Abstract

This paper presents a new technique for contextual item-to-item Collaborative Filtering-based Recommender System, an improved version popularised by e-commerce giant Amazon two decades back. The concept is based on items also-viewed under the same browsing session. Users’ browsing patterns, locations, and timestamps are considered as the context and latent factors for each user. The algorithm computes recommendations based on users’ implicit endorsements by clicks. The algorithm does not enforce the user to log in to provide recommendations and is capable of providing accurate recommendations for non-logged-in users and with a setting where the system is unaware of users’ preferences and profile data (non-logged-in users).

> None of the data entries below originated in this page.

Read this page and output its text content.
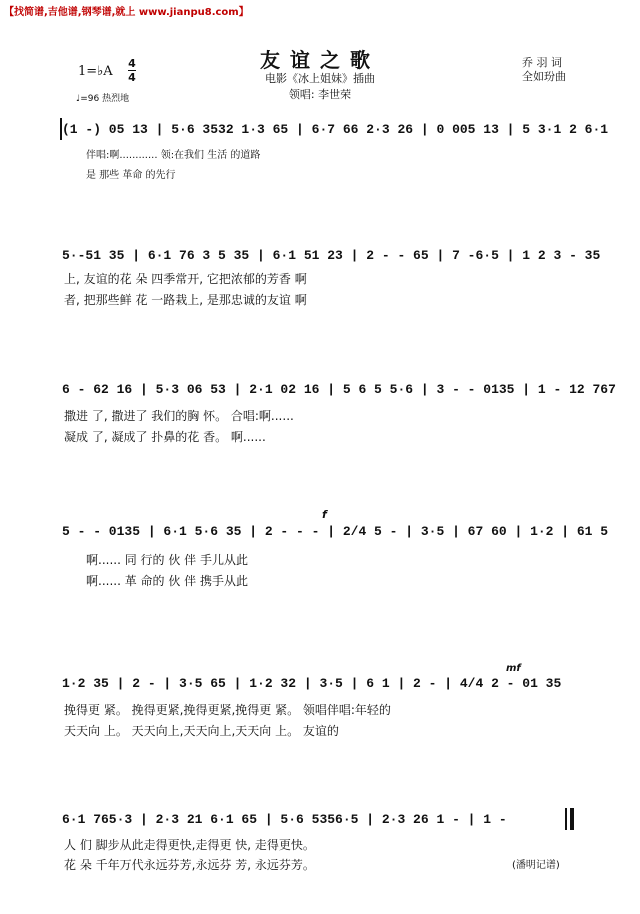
【找简谱,吉他谱,钢琴谱,就上 www.jianpu8.com】
友谊之歌
电影《冰上姐妹》插曲
领唱: 李世荣
1=♭A
4
4
♩=96 热烈地
乔 羽 词
全如玢曲
(1 -) 05 13 | 5·6 3532 1·3 65 | 6·7 66 2·3 26 | 0 005 13 | 5 3·1 2 6·1
伴唱:啊............ 领:在我们 生活 的道路
是 那些 革命 的先行
5·-51 35 | 6·1 76 3 5 35 | 6·1 51 23 | 2 - - 65 | 7 -6·5 | 1 2 3 - 35
上, 友谊的花 朵 四季常开, 它把浓郁的芳香 啊
者, 把那些鲜 花 一路栽上, 是那忠诚的友谊 啊
6 - 62 16 | 5·3 06 53 | 2·1 02 16 | 5 6 5 5·6 | 3 - - 0135 | 1 - 12 767
撒进 了, 撒进了 我们的胸 怀。 合唱:啊......
凝成 了, 凝成了 扑鼻的花 香。 啊......
f
5 - - 0135 | 6·1 5·6 35 | 2 - - - | 2/4 5 - | 3·5 | 67 60 | 1·2 | 61 5
啊...... 同 行的 伙 伴 手儿从此
啊...... 革 命的 伙 伴 携手从此
mf
1·2 35 | 2 - | 3·5 65 | 1·2 32 | 3·5 | 6 1 | 2 - | 4/4 2 - 01 35
挽得更 紧。 挽得更紧,挽得更紧,挽得更 紧。 领唱伴唱:年轻的
天天向 上。 天天向上,天天向上,天天向 上。 友谊的
6·1 765·3 | 2·3 21 6·1 65 | 5·6 5356·5 | 2·3 26 1 - | 1 -
人 们 脚步从此走得更快,走得更 快, 走得更快。
花 朵 千年万代永远芬芳,永远芬 芳, 永远芬芳。	(潘明记谱)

This research takes the cue from human lifelong incremental learning experience applied to machine learning on a large volume of the data pool. First, all historical data is gathered from collectable sources in a distributed manner through big data tools. Then, a long-running batch job creates the initial model and saves it to Hadoop Distributed File System (HDFS). An ever-running streaming job loads the model from HDFS and builds on top of it in an incremental fashion. At the architectural level, this resembles the big data mix processing Lambda Architecture. The recommendation is computed based on a proposed equation for a weighted sum between near real-time and historical batch data. Real-time and batch processing engines act as autonomous Multi-agent systems in collaboration. We propose an ensemble method for batch-stream the recommendation engine. We introduce a novel Lifelong Learning Model for recommendation through Multi-agent Lambda Architecture. The recommender system incrementally updates its model on streaming datasets to improve over time.